Germany upbeat on Iran trade vehicle
BERLIN, June 10, (Agencies): The head of the UN atomic watchdog urged world powers Monday to continue dialogue with Iran to keep it in the landmark 2015 deal aimed at preventing the country from building nuclear weapons, and to help defuse mounting tensions in the region. After his regular update to the International Atomic Energy Agency’s board of governors in Vienna, Yukiya Amano told reporters that Tehran had increased its uranium enrichment activities as it threatened it would. He said Iran’s low-enriched uranium “production rate is increasing,” but it wasn’t clear yet whether it has exceeded the limitations set in the so-called Joint Comprehensive Plan of Action, or JCPOA. The 2015 nuclear deal was designed to keep Tehran from building atomic weapons in exchange for economic incentives. But the decision by President Donald Trump to pull the US out and to increase sanctions on Iran has taken a toll on the Iranian economy and left the other countries involved – Britain, France, Germany, China and Russia – struggling to find ways to keep the accord alive.
Amano said Tehran’s decision on May 8 to give those countries 60 days to come up with a plan to shield Iran from American sanctions had heightened tensions. If no plan emerges, Tehran said it would ramp up its enrichment of uranium beyond the purity allowed under nuclear deal.
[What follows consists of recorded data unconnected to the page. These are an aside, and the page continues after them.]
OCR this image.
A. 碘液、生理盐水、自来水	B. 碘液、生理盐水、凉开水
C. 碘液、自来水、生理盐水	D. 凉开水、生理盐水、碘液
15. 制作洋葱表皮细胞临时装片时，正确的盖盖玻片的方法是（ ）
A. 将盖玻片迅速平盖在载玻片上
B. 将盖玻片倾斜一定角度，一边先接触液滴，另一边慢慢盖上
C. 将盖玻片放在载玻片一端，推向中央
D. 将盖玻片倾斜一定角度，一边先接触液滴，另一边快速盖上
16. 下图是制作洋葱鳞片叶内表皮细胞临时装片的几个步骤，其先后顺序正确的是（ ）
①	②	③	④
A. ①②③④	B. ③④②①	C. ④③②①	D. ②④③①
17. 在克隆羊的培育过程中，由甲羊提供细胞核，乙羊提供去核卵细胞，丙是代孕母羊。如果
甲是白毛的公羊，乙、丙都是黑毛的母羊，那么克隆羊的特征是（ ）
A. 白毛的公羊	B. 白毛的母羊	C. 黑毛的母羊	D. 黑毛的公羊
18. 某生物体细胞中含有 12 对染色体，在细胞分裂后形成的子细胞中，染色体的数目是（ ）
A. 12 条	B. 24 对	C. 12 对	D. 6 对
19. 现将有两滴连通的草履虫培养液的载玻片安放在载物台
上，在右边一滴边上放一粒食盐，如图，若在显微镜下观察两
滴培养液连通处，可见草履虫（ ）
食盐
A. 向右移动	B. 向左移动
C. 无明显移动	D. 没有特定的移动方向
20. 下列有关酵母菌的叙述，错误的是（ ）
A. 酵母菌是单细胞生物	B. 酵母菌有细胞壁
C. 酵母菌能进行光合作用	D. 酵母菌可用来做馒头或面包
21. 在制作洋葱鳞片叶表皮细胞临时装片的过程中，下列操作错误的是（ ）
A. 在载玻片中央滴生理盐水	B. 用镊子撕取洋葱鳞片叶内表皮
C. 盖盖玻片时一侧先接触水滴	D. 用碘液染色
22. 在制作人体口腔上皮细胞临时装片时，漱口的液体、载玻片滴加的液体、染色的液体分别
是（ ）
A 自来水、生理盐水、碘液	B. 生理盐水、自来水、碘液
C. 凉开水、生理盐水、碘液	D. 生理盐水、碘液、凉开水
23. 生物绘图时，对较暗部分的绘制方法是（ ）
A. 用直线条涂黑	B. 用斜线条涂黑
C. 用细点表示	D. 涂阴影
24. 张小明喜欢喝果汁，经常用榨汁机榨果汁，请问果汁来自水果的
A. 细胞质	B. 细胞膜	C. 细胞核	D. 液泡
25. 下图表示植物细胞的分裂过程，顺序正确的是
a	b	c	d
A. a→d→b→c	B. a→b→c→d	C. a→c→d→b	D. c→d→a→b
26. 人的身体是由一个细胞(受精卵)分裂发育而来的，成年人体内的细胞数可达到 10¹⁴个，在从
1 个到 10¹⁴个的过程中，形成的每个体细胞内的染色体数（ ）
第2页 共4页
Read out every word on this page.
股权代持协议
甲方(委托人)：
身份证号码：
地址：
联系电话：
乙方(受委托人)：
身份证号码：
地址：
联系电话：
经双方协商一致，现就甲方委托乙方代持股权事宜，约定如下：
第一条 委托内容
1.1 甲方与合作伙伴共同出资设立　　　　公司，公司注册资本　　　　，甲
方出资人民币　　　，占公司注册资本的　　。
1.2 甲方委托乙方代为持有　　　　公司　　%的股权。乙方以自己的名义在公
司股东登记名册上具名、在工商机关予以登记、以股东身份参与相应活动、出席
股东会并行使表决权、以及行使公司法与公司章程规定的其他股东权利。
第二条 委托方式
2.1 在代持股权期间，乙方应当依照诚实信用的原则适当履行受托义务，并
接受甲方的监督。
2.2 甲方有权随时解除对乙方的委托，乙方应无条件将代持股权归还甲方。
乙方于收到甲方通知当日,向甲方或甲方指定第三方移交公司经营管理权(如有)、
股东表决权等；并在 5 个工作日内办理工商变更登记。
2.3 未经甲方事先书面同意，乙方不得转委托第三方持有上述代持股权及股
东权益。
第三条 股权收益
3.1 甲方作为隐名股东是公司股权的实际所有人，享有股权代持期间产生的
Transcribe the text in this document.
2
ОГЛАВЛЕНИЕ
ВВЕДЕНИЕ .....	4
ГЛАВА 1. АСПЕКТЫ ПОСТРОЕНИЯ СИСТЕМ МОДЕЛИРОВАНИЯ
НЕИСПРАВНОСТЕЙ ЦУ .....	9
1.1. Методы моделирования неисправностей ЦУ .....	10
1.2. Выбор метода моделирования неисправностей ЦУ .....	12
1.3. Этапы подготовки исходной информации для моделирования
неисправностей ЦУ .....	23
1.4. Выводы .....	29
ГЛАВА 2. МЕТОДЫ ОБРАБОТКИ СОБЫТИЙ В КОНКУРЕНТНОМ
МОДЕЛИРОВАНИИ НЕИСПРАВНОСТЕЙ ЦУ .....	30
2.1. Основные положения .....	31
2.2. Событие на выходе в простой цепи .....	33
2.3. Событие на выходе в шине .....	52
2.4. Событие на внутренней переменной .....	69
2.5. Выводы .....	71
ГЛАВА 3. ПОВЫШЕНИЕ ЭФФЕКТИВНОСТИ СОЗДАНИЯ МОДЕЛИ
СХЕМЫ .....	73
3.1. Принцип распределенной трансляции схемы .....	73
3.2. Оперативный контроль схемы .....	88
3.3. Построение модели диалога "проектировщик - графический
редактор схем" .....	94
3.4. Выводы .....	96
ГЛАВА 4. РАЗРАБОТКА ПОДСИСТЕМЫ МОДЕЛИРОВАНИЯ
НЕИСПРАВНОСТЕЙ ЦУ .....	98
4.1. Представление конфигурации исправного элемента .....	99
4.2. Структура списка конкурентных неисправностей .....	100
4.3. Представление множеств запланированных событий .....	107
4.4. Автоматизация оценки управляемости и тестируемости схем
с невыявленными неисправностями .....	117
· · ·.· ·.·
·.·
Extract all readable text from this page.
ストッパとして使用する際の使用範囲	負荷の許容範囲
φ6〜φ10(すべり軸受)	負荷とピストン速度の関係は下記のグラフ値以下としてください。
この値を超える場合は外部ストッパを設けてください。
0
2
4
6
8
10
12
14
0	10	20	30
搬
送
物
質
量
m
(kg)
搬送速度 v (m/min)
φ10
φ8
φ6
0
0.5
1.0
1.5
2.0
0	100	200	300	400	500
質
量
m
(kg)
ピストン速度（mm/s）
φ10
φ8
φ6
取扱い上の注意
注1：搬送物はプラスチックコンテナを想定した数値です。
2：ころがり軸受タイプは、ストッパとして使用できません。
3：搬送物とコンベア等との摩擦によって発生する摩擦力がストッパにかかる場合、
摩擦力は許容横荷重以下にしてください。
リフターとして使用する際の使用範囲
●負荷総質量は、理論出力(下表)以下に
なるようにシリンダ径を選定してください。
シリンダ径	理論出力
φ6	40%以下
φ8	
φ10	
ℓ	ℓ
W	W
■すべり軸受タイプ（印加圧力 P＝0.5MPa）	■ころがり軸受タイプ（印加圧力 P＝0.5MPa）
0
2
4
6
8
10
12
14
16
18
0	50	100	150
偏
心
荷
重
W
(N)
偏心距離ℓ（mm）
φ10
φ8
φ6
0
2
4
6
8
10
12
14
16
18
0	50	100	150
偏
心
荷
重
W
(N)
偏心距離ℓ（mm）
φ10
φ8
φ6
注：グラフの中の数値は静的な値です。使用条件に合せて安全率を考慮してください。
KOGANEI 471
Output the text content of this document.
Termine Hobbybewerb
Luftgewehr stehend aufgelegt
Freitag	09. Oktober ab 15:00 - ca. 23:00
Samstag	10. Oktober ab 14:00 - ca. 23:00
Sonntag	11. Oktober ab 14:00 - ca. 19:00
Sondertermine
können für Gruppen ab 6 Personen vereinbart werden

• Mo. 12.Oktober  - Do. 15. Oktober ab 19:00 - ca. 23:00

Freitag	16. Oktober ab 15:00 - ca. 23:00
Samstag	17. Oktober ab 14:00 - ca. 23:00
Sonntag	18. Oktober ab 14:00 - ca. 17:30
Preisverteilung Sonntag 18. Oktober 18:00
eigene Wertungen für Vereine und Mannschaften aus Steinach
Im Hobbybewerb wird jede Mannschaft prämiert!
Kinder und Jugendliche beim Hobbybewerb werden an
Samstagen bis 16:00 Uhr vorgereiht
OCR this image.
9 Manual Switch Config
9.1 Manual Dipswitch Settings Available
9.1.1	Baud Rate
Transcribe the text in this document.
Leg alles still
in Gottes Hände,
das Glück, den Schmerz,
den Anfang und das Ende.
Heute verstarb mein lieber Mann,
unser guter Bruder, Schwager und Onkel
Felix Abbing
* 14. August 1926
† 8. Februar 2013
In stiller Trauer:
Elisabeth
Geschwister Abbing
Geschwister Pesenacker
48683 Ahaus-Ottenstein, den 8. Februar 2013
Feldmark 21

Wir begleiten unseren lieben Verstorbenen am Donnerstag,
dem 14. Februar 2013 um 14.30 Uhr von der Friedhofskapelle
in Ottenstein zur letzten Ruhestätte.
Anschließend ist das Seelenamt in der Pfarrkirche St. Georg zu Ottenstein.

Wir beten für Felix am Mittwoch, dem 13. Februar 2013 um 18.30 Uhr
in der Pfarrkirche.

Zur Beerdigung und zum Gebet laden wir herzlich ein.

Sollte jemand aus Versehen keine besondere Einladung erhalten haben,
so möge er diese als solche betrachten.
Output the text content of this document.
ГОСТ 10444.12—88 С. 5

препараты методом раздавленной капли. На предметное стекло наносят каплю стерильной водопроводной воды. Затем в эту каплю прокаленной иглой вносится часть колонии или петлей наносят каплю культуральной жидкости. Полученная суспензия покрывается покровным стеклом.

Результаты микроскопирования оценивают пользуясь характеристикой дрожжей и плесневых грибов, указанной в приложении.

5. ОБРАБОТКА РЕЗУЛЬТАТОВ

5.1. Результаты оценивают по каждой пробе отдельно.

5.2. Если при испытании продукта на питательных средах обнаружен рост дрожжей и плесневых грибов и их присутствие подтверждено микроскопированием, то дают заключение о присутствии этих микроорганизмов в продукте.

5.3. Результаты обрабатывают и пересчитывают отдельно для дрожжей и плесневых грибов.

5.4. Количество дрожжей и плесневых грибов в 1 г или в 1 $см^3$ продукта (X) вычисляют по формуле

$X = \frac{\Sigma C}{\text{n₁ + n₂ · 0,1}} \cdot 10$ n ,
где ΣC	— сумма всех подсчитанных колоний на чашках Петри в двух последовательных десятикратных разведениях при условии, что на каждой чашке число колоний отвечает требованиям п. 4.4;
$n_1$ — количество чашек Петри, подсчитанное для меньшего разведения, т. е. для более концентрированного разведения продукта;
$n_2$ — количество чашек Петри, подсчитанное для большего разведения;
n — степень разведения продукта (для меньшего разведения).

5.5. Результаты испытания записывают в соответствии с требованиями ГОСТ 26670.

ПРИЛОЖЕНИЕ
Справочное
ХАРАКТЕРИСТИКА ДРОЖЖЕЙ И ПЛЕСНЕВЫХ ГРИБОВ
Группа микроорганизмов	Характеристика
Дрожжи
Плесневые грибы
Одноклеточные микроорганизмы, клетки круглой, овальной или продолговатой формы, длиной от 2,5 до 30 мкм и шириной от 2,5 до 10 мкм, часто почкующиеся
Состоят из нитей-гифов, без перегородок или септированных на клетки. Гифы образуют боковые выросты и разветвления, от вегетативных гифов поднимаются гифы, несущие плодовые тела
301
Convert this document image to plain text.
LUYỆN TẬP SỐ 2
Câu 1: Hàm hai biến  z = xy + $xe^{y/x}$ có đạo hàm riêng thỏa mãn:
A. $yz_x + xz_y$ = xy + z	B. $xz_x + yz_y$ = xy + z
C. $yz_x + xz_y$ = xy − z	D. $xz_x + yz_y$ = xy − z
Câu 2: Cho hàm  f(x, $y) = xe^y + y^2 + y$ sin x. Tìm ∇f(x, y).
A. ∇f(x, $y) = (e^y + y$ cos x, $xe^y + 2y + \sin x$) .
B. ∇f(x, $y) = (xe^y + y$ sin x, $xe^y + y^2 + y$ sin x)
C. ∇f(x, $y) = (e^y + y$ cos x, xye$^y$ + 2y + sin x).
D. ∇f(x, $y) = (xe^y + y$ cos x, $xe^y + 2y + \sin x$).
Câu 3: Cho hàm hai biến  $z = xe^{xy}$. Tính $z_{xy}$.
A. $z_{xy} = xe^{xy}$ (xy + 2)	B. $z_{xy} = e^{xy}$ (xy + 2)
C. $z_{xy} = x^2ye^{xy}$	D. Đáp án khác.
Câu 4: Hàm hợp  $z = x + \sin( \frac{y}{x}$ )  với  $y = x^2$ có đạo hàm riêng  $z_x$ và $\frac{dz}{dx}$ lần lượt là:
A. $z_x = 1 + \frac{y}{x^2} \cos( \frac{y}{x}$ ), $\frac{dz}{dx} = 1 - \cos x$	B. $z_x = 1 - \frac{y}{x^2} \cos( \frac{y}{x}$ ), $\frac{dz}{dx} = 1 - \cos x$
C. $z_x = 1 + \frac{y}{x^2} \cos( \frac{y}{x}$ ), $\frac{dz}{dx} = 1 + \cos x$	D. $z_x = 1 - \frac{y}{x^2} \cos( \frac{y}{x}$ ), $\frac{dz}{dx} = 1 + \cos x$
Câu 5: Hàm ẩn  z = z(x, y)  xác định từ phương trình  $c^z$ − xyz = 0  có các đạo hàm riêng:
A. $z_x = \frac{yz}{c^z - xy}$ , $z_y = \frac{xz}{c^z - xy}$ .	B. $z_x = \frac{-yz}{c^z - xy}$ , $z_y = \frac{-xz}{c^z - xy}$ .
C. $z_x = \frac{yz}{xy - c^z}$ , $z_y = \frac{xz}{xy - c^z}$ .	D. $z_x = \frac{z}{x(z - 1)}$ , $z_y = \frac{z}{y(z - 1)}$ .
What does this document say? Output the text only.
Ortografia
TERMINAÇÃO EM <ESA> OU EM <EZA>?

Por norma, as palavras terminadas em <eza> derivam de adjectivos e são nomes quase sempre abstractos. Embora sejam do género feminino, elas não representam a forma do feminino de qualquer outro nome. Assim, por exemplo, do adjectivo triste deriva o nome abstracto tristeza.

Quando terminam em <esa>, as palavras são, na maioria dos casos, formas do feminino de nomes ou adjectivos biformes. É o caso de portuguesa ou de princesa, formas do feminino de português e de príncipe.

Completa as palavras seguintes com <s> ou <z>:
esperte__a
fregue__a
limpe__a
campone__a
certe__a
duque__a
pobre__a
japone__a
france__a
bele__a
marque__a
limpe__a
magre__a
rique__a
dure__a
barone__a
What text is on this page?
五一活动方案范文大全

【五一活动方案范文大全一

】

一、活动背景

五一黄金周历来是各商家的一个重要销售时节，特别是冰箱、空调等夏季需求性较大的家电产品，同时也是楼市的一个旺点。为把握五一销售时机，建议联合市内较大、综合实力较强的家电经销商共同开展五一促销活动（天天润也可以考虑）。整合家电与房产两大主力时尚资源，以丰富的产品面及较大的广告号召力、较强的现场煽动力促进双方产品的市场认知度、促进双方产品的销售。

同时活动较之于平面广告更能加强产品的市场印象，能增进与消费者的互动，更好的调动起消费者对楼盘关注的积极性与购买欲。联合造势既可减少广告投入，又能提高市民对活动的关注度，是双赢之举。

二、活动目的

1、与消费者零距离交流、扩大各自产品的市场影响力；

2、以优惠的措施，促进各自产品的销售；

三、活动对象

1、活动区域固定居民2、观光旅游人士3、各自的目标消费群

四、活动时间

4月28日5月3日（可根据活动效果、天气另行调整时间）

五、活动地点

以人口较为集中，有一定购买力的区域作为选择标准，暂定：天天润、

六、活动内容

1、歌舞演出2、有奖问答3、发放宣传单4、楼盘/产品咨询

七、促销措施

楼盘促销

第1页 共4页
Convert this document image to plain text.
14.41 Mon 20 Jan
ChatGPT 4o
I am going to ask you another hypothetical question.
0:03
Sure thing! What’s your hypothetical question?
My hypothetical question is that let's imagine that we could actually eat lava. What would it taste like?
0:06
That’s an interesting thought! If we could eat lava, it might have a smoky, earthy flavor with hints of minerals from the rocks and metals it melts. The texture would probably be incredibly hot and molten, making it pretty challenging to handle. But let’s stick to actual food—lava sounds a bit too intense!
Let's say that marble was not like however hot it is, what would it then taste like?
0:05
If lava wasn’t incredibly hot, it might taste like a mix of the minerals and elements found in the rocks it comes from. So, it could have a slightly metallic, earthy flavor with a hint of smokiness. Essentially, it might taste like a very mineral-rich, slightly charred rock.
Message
Following the May 8 announcement, Tehran said it had increased its uranium-enrichment production capacity, though only of the lower-enriched uranium permitted by the agreement.
“I am worried about increasing tensions over the Iranian nuclear issue,” Amano said. “As I have constantly emphasized, the nuclear-related commitments entered into by Iran under the JCPOA represent a significant gain for nuclear verification – I therefore hope that ways can be found to reduce current tensions through dialogue.” He would not elaborate on what kind of talks were necessary, saying that was a “political matter,” and would not comment on whether he thought the US should return to the JCPOA itself. In a confidential regular report distributed to member states at the end of May, the IAEA said in the past quarter, Iran had stayed within key limitations set by the deal.
At the same time, it reported that in the quarter, Iran’s stockpiles of low-enriched uranium and heavy water are growing and raised questions for the first time about Iran’s adherence to a key but vague provision intended to limit the country’s use of advanced centrifuges. Amano told reporters it was not the IAEA’s function to say whether Iran was in compliance with the JCPOA, though it has at times where it is “crystal clear.” Since Iran’s May 8 announcement, however, Amano said it was no longer appropriate for the IAEA to assess compliance, deferring instead to the JCPOA nations to make that judgment. “I did not say Iran is implementing (the JCPOA), but I did not say Iran is not implementing either,” he said.
Instex, a European payment system for barter-based trade with Iran designed to circumvent US sanctions, is expected to be ready soon, German Foreign Minister Heiko Maas said on Monday, ahead of talks with Iranian President Hassan Rouhani in Tehran. Maas is to meet Rouhani and his Iranian counterpart, Mohammad Javad Zarif, as part of a European effort to salvage Iran’s nuclear pact with world powers and defuse rising US-Iranian tension.
“This is an instrument of a new kind, so it’s not straightforward to operationalize it,” Maas told reporters, pointing to the complexity of trying to install a totally new payments system. “But all the formal requirements are in place now, and so I’m assuming we’ll be ready to use it in the foreseeable future.” In an effort to protect at least some of Iran’s economy from sweeping US sanctions and keep alive a big-power nuclear deal that Washington is about to quit France, Britain and Germany have set up Instex, in the form of a special-purpose vehicle. The three European Union members have been trying to get Iran to keep its commitments under the deal to cut back its nuclear programme – which Washington distrusts – by helping it to circumvent the trade sanctions Washington has reimposed.